Mr. George, an 87-year-old patient admitted to hospital one year ago with suicidal ideation. As per organizational policy, a “flag” is implemented in this patient’s chart to indicate these ideations to future care givers, and a red “S” is added to the whiteboard at the nursing station beside the patient’s name. The Mental Health Care Team does not have the capacity to see him immediately, so he is referred to the Geriatric Emergency Management (GEM) team. Upon admission, the patient’s daughter remains at his side reading a book. The patient is quite intent on all the activity around him, as he has a clear view of the trauma bays and the nurses station. Despite the reason for his admission, he is very pleasant, smiling, makes good eye contact, and answers all questions clearly.
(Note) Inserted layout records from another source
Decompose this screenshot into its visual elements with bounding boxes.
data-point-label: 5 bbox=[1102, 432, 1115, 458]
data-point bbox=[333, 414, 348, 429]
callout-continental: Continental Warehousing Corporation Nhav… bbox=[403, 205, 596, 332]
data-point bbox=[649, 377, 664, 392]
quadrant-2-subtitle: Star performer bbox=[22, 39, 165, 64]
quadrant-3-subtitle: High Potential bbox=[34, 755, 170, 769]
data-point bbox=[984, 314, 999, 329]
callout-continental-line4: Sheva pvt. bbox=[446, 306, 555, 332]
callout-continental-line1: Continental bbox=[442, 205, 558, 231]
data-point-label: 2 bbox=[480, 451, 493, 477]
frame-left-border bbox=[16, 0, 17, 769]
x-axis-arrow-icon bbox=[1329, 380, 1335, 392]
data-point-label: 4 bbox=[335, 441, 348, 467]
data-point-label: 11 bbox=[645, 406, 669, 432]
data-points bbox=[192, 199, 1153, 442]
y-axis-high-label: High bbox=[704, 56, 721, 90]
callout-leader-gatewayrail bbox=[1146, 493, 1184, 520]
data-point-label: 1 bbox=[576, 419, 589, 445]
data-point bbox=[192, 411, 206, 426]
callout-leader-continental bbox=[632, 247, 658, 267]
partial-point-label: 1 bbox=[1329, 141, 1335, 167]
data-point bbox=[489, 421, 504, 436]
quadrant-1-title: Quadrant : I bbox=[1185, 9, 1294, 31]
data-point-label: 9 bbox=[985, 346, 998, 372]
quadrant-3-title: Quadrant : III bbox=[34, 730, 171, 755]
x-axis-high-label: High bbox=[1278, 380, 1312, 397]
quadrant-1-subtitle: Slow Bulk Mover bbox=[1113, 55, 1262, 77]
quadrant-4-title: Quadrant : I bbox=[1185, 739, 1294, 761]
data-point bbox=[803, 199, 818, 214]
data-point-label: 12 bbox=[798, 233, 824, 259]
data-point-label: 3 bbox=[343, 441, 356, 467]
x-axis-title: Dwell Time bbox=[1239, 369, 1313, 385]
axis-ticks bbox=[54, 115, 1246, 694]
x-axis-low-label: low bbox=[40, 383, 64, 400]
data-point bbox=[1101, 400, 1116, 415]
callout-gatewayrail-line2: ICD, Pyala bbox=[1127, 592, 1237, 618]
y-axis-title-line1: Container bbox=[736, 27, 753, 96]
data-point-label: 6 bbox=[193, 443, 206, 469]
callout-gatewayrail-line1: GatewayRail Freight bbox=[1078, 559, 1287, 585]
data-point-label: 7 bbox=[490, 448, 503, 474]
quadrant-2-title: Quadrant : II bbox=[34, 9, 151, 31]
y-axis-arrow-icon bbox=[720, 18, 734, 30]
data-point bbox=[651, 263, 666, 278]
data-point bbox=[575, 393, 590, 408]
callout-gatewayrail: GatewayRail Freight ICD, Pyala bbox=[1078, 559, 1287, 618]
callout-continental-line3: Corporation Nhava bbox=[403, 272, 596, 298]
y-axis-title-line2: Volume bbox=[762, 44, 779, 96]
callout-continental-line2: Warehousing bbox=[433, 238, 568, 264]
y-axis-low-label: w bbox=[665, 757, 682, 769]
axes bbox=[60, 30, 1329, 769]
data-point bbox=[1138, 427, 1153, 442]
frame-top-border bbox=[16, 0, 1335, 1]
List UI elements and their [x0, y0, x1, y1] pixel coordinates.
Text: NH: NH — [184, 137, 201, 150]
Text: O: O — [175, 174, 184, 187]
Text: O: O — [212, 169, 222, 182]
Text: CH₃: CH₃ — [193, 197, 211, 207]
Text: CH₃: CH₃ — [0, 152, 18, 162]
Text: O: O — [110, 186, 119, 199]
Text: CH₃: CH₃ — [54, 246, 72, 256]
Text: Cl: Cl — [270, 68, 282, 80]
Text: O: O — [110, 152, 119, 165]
The treating team began a Geriatric Depression Scale (GDS), which indicated that:

  • Yes, he is satisfied with his life.
  • No, his life isn’t empty of meaning.
  • He is not bored, and is not feeling helpless or worthless.
  • He has no concerns about decline in memory.
  • He claims that some people are better off than him, but that he is very grateful for what he has.

Some “red flags” that brought about concerns include:

  • Yes, some of the patient’s activities have been dropped,
  • The patient prefers to stay in,
  • He does not feel good about being alive right now, and
  • He has no energy right now

The patient is cared for and returns to LTC after a short stay. One year later, at present day, this patient returns to hospital with a fractured hip. Staff notice the “flag” in his chart indicating that he has had suicidal ideation, and once again begin the GDS work up.

What are some of the ethical issues in this case?

  • Is it appropriate to add a “flag” to a patient’s chart?
  • Does the addition of the “S” to the whiteboard beside the patient’s name compromise his right to keeping personal health information private?
  • If a “flag” is implemented, should the patient be informed, and should there be an opportunity for a patient to request its removal?